Kardeşliğe hizmet edecekse daha gerilere gidilebilir de, ne çare, yollar ayrılıyor bir noktada...

Her ne ise, elde iki tarihsel referans var.

Ve ikisinde de düşman var, ortak düşman.

Kurtuluş Savaşı da, Malazgirt Savaşı da düşmana karşı verildi, düşmana karşı ortaklaşıldı, düşmanla mücadele ederken kardeşlik bağı gelişti.
Barış zamanı kardeşlik olmaz değil insanoğluna hiç huzur vermemişler ki, bu nedenle kardeşlik hep zor dönemde, savaşlar sırasında sınanmış.
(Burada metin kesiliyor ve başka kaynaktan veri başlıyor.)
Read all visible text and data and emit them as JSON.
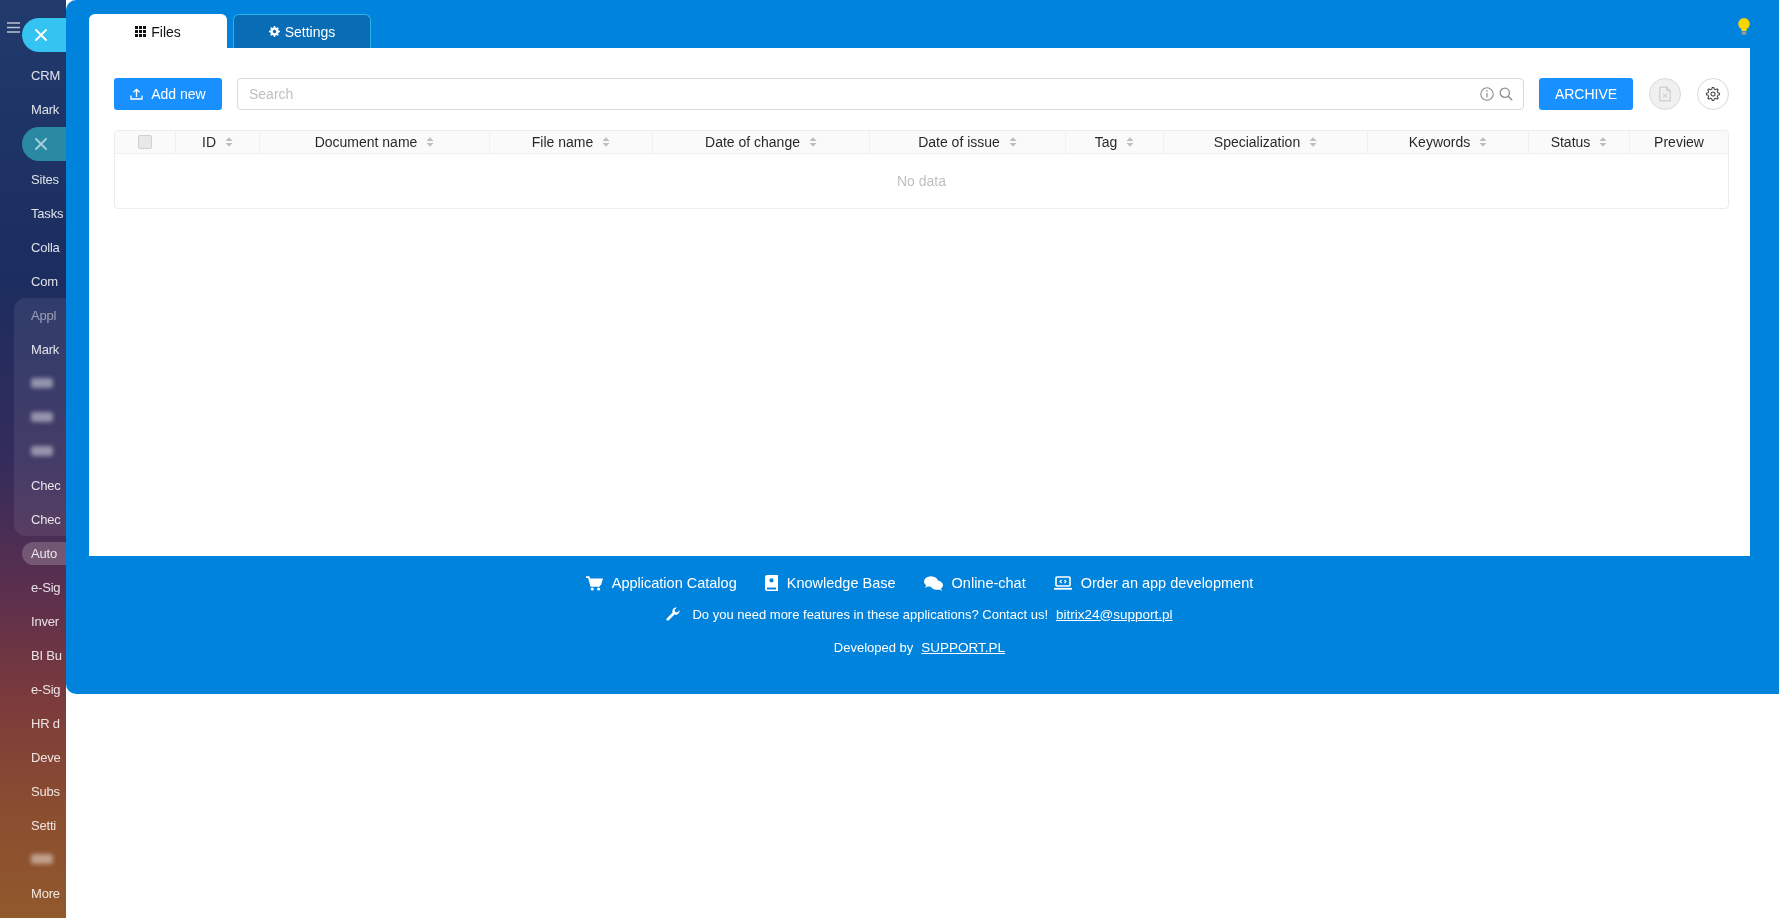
{
  "close_buttons": [
    {
      "active": true
    },
    {
      "active": false
    }
  ],
  "sidebar": {
    "items": [
      {
        "kind": "item",
        "label": "CRM",
        "selected": false
      },
      {
        "kind": "item",
        "label": "Mark",
        "selected": false
      },
      {
        "kind": "item",
        "label": "Sites",
        "selected": false
      },
      {
        "kind": "item",
        "label": "Tasks",
        "selected": false
      },
      {
        "kind": "item",
        "label": "Colla",
        "selected": false
      },
      {
        "kind": "item",
        "label": "Com",
        "selected": false
      },
      {
        "kind": "group",
        "label": "Appl",
        "children": [
          {
            "kind": "item",
            "label": "Mark",
            "selected": false
          },
          {
            "kind": "blurred"
          },
          {
            "kind": "blurred"
          },
          {
            "kind": "blurred"
          },
          {
            "kind": "item",
            "label": "Chec",
            "selected": false
          },
          {
            "kind": "item",
            "label": "Chec",
            "selected": false
          }
        ]
      },
      {
        "kind": "item",
        "label": "Auto",
        "selected": true
      },
      {
        "kind": "item",
        "label": "e-Sig",
        "selected": false
      },
      {
        "kind": "item",
        "label": "Inver",
        "selected": false
      },
      {
        "kind": "item",
        "label": "BI Bu",
        "selected": false
      },
      {
        "kind": "item",
        "label": "e-Sig",
        "selected": false
      },
      {
        "kind": "item",
        "label": "HR d",
        "selected": false
      },
      {
        "kind": "item",
        "label": "Deve",
        "selected": false
      },
      {
        "kind": "item",
        "label": "Subs",
        "selected": false
      },
      {
        "kind": "item",
        "label": "Setti",
        "selected": false
      },
      {
        "kind": "blurred"
      },
      {
        "kind": "item",
        "label": "More",
        "selected": false
      }
    ]
  },
  "tabs": [
    {
      "kind": "files",
      "label": "Files",
      "selected": true
    },
    {
      "kind": "settings",
      "label": "Settings",
      "selected": false
    }
  ],
  "toolbar": {
    "add_button": "Add new",
    "search": {
      "placeholder": "Search"
    },
    "archive_button": "ARCHIVE",
    "export_button": {
      "disabled": true
    }
  },
  "table": {
    "select_all": {
      "checked": false,
      "disabled": true
    },
    "columns": [
      {
        "label": "ID",
        "sortable": true
      },
      {
        "label": "Document name",
        "sortable": true
      },
      {
        "label": "File name",
        "sortable": true
      },
      {
        "label": "Date of change",
        "sortable": true
      },
      {
        "label": "Date of issue",
        "sortable": true
      },
      {
        "label": "Tag",
        "sortable": true
      },
      {
        "label": "Specialization",
        "sortable": true
      },
      {
        "label": "Keywords",
        "sortable": true
      },
      {
        "label": "Status",
        "sortable": true
      },
      {
        "label": "Preview",
        "sortable": false
      }
    ],
    "empty_text": "No data"
  },
  "footer": {
    "links": [
      {
        "kind": "catalog",
        "label": "Application Catalog"
      },
      {
        "kind": "knowledge",
        "label": "Knowledge Base"
      },
      {
        "kind": "chat",
        "label": "Online-chat"
      },
      {
        "kind": "order",
        "label": "Order an app development"
      }
    ],
    "contact": {
      "text": "Do you need more features in these applications? Contact us!",
      "email": "bitrix24@support.pl"
    },
    "credit": {
      "text": "Developed by",
      "link": "SUPPORT.PL"
    }
  }
}
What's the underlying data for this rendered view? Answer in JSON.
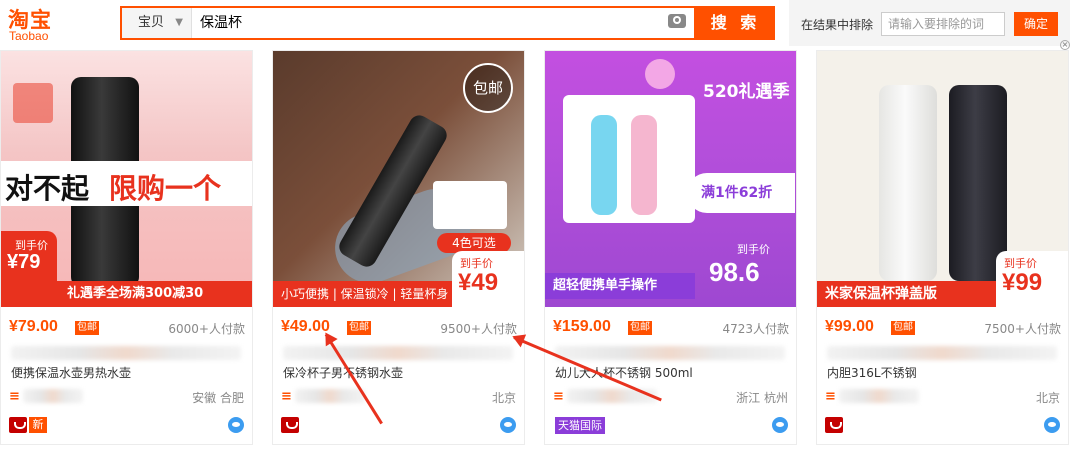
{
  "header": {
    "logo_cn": "淘宝",
    "logo_en": "Taobao",
    "scope": "宝贝",
    "query": "保温杯",
    "search_button": "搜 索",
    "exclude_label": "在结果中排除",
    "exclude_placeholder": "请输入要排除的词",
    "exclude_button": "确定",
    "close": "×"
  },
  "products": [
    {
      "promo_price_label": "到手价",
      "promo_price_value": "¥79",
      "promo_strip": "礼遇季全场满300减30",
      "promo_banner_a": "对不起",
      "promo_banner_b": "限购一个",
      "price": "¥79.00",
      "free_shipping": "包邮",
      "sales": "6000+人付款",
      "title": "便携保温水壶男热水壶",
      "location": "安徽 合肥",
      "tag": "新"
    },
    {
      "promo_price_label": "到手价",
      "promo_price_value": "¥49",
      "promo_strip": "小巧便携 | 保温锁冷 | 轻量杯身",
      "badge": "包邮",
      "colors": "4色可选",
      "price": "¥49.00",
      "free_shipping": "包邮",
      "sales": "9500+人付款",
      "title": "保冷杯子男不锈钢水壶",
      "location": "北京"
    },
    {
      "promo_price_label": "到手价",
      "promo_price_value": "98.6",
      "promo_strip": "超轻便携单手操作",
      "promo_deal": "满1件62折",
      "promo_event": "520礼遇季",
      "price": "¥159.00",
      "free_shipping": "包邮",
      "sales": "4723人付款",
      "title": "幼儿大人杯不锈钢 500ml",
      "location": "浙江 杭州",
      "tag": "天猫国际"
    },
    {
      "promo_price_label": "到手价",
      "promo_price_value": "¥99",
      "promo_strip": "米家保温杯弹盖版",
      "price": "¥99.00",
      "free_shipping": "包邮",
      "sales": "7500+人付款",
      "title": "内胆316L不锈钢",
      "location": "北京"
    }
  ],
  "colors": {
    "accent": "#ff5000",
    "promo_red": "#e8321e",
    "tmall_purple": "#8b3dd9"
  }
}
Bu nedenle Kurtuluş savaşı deniyor, Malazgirt örnek gösteriliyor.

Şimdi de Türkler ve Kürtler kardeşliğe yönelsinler isteniyor.

Acı ama gerçek, çağımızda yine kardeşlik düşman tanımlanmadan örülemiyor. Hadi düşman demeyelim, militarist çağrışımlar yapmasın, karşıttan söz edelim.

Kurtuluş Savaşı’nda vardı, Malazgirt’te de... Bugün kimi karşısına alacak Türk-Kürt kardeşliği?

Böyle bir dünyada düşmanı saptamadan, karşıtınızı ortaya koymadan kardeşlik üretemezsiniz. Bunu iddia ederseniz halka düşman olursunuz.

Herkesin ağzında “kardeş olalım”.

Böyle denince olmuyor.

Emperyalizm ve gericiliğe karşı ortaklaşmadan bu ülkede hiçbir şey olmuyor!

Kurtuluş Savaşı’nı ve Malazgirt’i örnek göstermek iyi hoş ve geçmişte kaldıkları için kolay.

Peki bugün?

Yarın?

Kardeşlik kime karşı? Dostluk ne için?

Ve son bir not: “Siz ve sizin gibiler var ya...” türünden yorumları sansürlerse editör arkadaşlarımız ayıp ederler. Bu nottan sonra böyle düşünenler de yazmaktan sakın vazgeçmesin, soL okurları “yaratıcı” değerlendirmelerden mahrum kalmasın.